Senior Manager, Security Governance, Risk, and Compliance

Hi, we're Oscar. We're hiring a Senior Manager, Security Governance, Risk, and Compliance to join our Security team.

About the role

In this role, you will be responsible for leading and managing a cross-functional team charged with the development and maintenance of Oscar’s Information Security policies, cybersecurity risk management, and compliance efforts in a highly regulated industry. You will identify opportunities to automate processes critical to meeting and exceeding Oscar’s compliance obligations to our regulators across a variety of frameworks. The GRC team works across a wide variety of stakeholders across the Oscar organization, and serves as an interpreter of technical controls for those various teams to identify effective means of implementing and demonstrating compliance.  You will be involved in shaping and driving Oscar’s GRC strategies through proactive measures and continuous improvement, and a demonstrated curiosity on continuously evolving our approaches. 

You will report into the Chief Information Security Officer. 

Work Location:

Oscar is a blended work culture where everyone, regardless of work type or location, feels connected to their teammates, our culture and our mission. 

If you live within commutable distance to our New York City office (in Hudson Square), our Tempe office (off the 101 at University Dr), or our Los Angeles office (in Marina Del Rey), you will be expected to come into the office at least two days each week. Otherwise, this is a remote / work-from-home role.  

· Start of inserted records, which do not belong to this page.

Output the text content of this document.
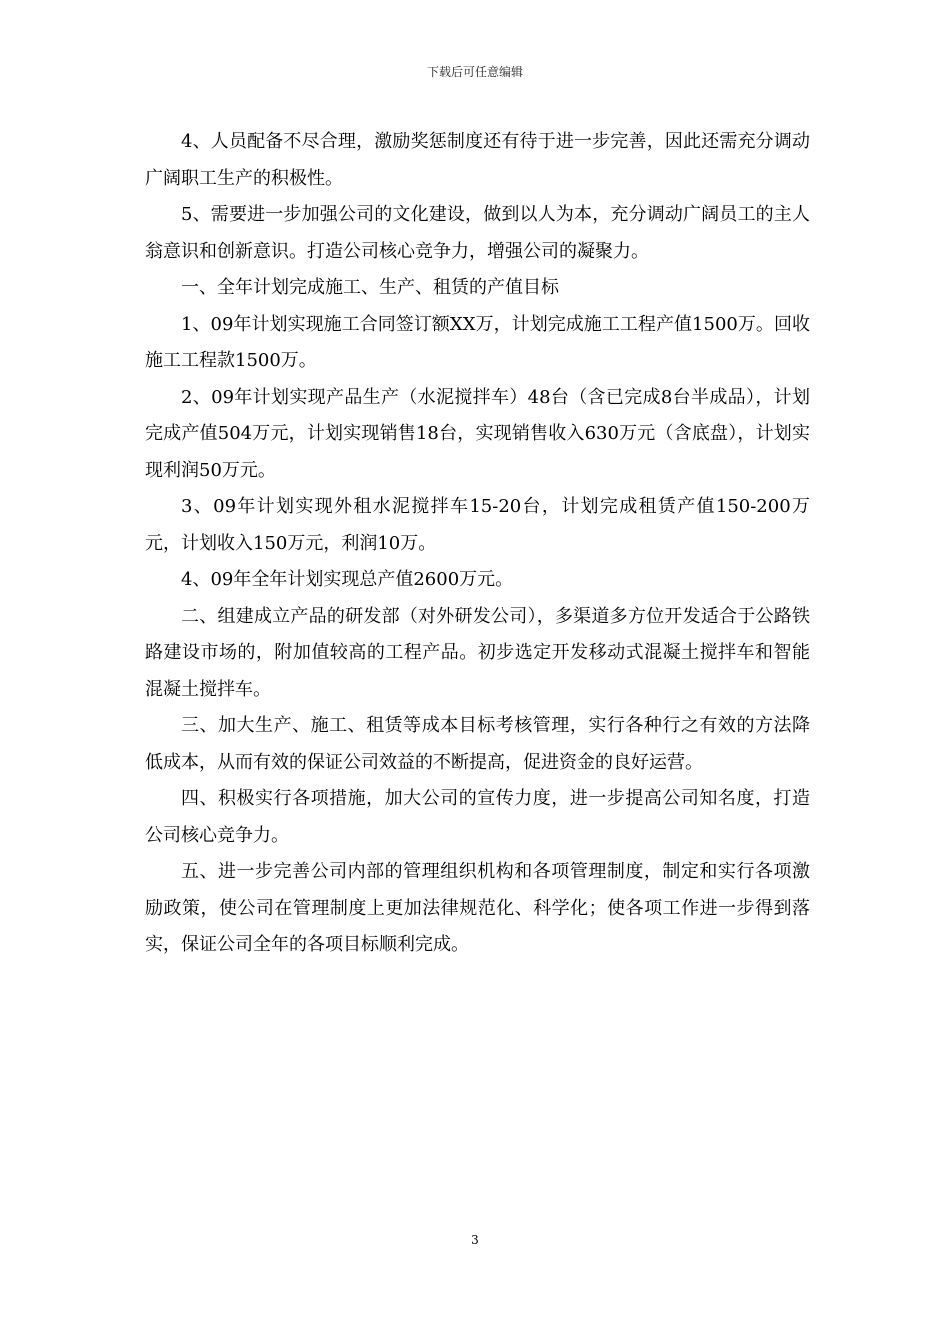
下载后可任意编辑

4、人员配备不尽合理，激励奖惩制度还有待于进一步完善，因此还需充分调动广阔职工生产的积极性。

5、需要进一步加强公司的文化建设，做到以人为本，充分调动广阔员工的主人翁意识和创新意识。打造公司核心竞争力，增强公司的凝聚力。

一、全年计划完成施工、生产、租赁的产值目标

1、09年计划实现施工合同签订额XX万，计划完成施工工程产值1500万。回收施工工程款1500万。

2、09年计划实现产品生产（水泥搅拌车）48台（含已完成8台半成品），计划完成产值504万元，计划实现销售18台，实现销售收入630万元（含底盘），计划实现利润50万元。

3、09年计划实现外租水泥搅拌车15-20台，计划完成租赁产值150-200万元，计划收入150万元，利润10万。

4、09年全年计划实现总产值2600万元。

二、组建成立产品的研发部（对外研发公司），多渠道多方位开发适合于公路铁路建设市场的，附加值较高的工程产品。初步选定开发移动式混凝土搅拌车和智能混凝土搅拌车。

三、加大生产、施工、租赁等成本目标考核管理，实行各种行之有效的方法降低成本，从而有效的保证公司效益的不断提高，促进资金的良好运营。

四、积极实行各项措施，加大公司的宣传力度，进一步提高公司知名度，打造公司核心竞争力。

五、进一步完善公司内部的管理组织机构和各项管理制度，制定和实行各项激励政策，使公司在管理制度上更加法律规范化、科学化；使各项工作进一步得到落实，保证公司全年的各项目标顺利完成。

3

You must reside in one of the following states: Alabama, Arizona, California, Colorado, Connecticut, Florida, Georgia, Illinois, Iowa, Kansas, Kentucky, Maine, Maryland, Massachusetts, Michigan, Minnesota, Missouri, Nevada, New Hampshire, New Jersey, New Mexico, New York, North Carolina, Ohio, Oregon, Pennsylvania, Rhode Island, South Carolina, Tennessee, Texas, Utah, Vermont, Virginia, Washington, or Washington, D.C. Note, this list of states is subject to change. #LI-Remote

Pay Transparency:

The base pay for this role is: $158,400 - $207,900 per year. You are also eligible for employee benefits, participation in Oscar’s unlimited vacation program, company equity grants, and annual performance bonuses.

Responsibilities

• Lead a team of cross-functional Governance, Risk, and Compliance (GRC) experts including guiding, mentoring and coaching the team
• Develop medium and long term strategies to improve the effectiveness and efficiency of the GRC program
• Lead collaboration across engineering and governance functions to ensure common awareness and understanding of the what and why of various GRC requirements
• Act as the primary liaison between other risk management and compliance teams at Oscar and interpret their needs of the cybersecurity program
• Lead compliance efforts providing guidance and technical expertise in relation to the cybersecurity requirements related to SOX (Sarbanes-Oxley), MAR (Market Abuse Regulation), PCI (Payment Card Industry Data Security Standard), CMS EDE (Centers for Medicare & Medicaid Services Enhanced Direct Enrollment), HIPAA (Health Insurance Portability and Accountability Act), NYDFS (New York Department of Financial Services), SOC2, HITRUST, and other relevant security and regulatory frameworks
• Manage and lead maturity assessments against cybersecurity requirements and Oscar’s current control inventory to identify areas of deficiency and potential GAPs to achieve certification or to successfully complete the audit cycle
• Manage the team responsible for Oscar’s Security inventory for audit artifacts to ensure continuity in audits and efficient response to client and regulator requests. Manage and coordinate periodic assessments, audits, and reviews to assess compliance with regulatory requirements with a focus on Cybersecurity controls and artifacts. 
• Stay up to date on the latest cybersecurity regulations, policy and news to ensure Oscar’s security program documents upcoming requirements and areas in which enhancements to process are required for alignment with the standard.
• Design, develop, and manage third-party risk management processes, including vendor assessments, due diligence, and ongoing monitoring to identify inherent and residual cybersecurity risks for tracking, monitoring and corrective action planning.
• Manage and lead the development and maintenance of cybersecurity governance, risk, and compliance policies, procedures, and standards in alignment with industry best practices and regulatory requirements with the ability to discern Oscar’s technical operations to align with the requirements dictated in policy in an effort to flag areas of deficiency or areas which require enhancement to align with current operating practices.
• Create and deliver cybersecurity training programs and awareness campaigns to educate employees and stakeholders about relevant topics and concepts related to key cybersecurity risks (i.e. Insider Threats, Data Handling and Phishing).
• Compliance with all applicable laws and regulations
• Other duties as assigned

Qualifications

• Bachelor's degree or years of equivalent experience
• 5+ years of experience related to risk management
• 4+ years of experience related to project management
• Experience developing GRC programs  in a cloud and SaaS environment.

Bonus Points

• Prior work experience in or understanding of security challenges specific to the healthcare or health insurance industries
• Prior experience managing individual contributors.